Activities at their annual conventions usually include waterfront musical performances by regional and Parrot Head favorites, charity auctions and raffles, a rollicking street festival and concert outside the Margaritaville Store, and performances by some (or all) of Jimmy’s Coral Reefer Band members.
Sometimes the man himself makes a surprise appearance — as he did for an unforgettable 70-minute Duval Street concert during the 2011 gathering.
So how exactly did the Parrot Head phenomenon begin? According to Buffett legend, the fans earned their name for the offbeat tropical parrot caps and other headgear they often wear to concerts.
And according to convention organizers, the first Parrot Heads in Paradise Club was formed in 1989 in Atlanta. There are now more than 200 clubs around the U.S., plus international clubs in the Caribbean, Australia, Canada and Europe.

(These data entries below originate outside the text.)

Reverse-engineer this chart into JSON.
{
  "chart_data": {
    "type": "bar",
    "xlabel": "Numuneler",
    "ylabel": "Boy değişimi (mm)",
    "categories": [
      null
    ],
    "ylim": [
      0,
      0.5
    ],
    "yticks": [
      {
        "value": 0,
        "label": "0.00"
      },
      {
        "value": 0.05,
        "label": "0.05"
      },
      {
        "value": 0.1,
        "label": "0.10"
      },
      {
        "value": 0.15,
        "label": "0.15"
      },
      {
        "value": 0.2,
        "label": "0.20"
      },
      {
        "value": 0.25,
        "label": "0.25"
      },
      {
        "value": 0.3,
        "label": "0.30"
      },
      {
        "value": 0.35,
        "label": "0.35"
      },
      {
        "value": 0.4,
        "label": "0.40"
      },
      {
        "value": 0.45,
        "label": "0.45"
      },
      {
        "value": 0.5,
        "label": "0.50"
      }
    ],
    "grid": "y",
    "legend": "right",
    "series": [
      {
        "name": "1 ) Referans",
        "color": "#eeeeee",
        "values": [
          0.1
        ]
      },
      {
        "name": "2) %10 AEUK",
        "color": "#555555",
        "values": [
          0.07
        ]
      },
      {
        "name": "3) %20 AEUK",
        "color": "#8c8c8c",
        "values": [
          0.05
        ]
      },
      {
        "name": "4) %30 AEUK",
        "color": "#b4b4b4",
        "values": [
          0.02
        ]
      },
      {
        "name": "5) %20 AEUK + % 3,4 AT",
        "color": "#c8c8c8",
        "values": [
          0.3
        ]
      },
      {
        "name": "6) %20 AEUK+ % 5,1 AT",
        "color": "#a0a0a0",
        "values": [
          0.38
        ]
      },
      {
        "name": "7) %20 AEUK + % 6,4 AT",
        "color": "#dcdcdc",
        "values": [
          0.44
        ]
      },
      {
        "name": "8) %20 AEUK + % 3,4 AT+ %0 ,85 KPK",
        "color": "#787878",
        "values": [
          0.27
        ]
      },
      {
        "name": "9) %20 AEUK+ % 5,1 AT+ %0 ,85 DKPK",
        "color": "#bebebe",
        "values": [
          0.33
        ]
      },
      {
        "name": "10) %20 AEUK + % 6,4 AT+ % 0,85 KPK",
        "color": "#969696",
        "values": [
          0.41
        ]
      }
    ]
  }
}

While Parrot Heads undeniably love a party, they do far more than have a good time. As well as enjoying Jimmy Buffett’s music and the lifestyle it depicts, they support charitable, environmental, educational and humanitarian activities.
In fact, since 2002, members of the national and international chapters have contributed a total of $33.9 million and nearly 3.2 million volunteer hours to local and national charities.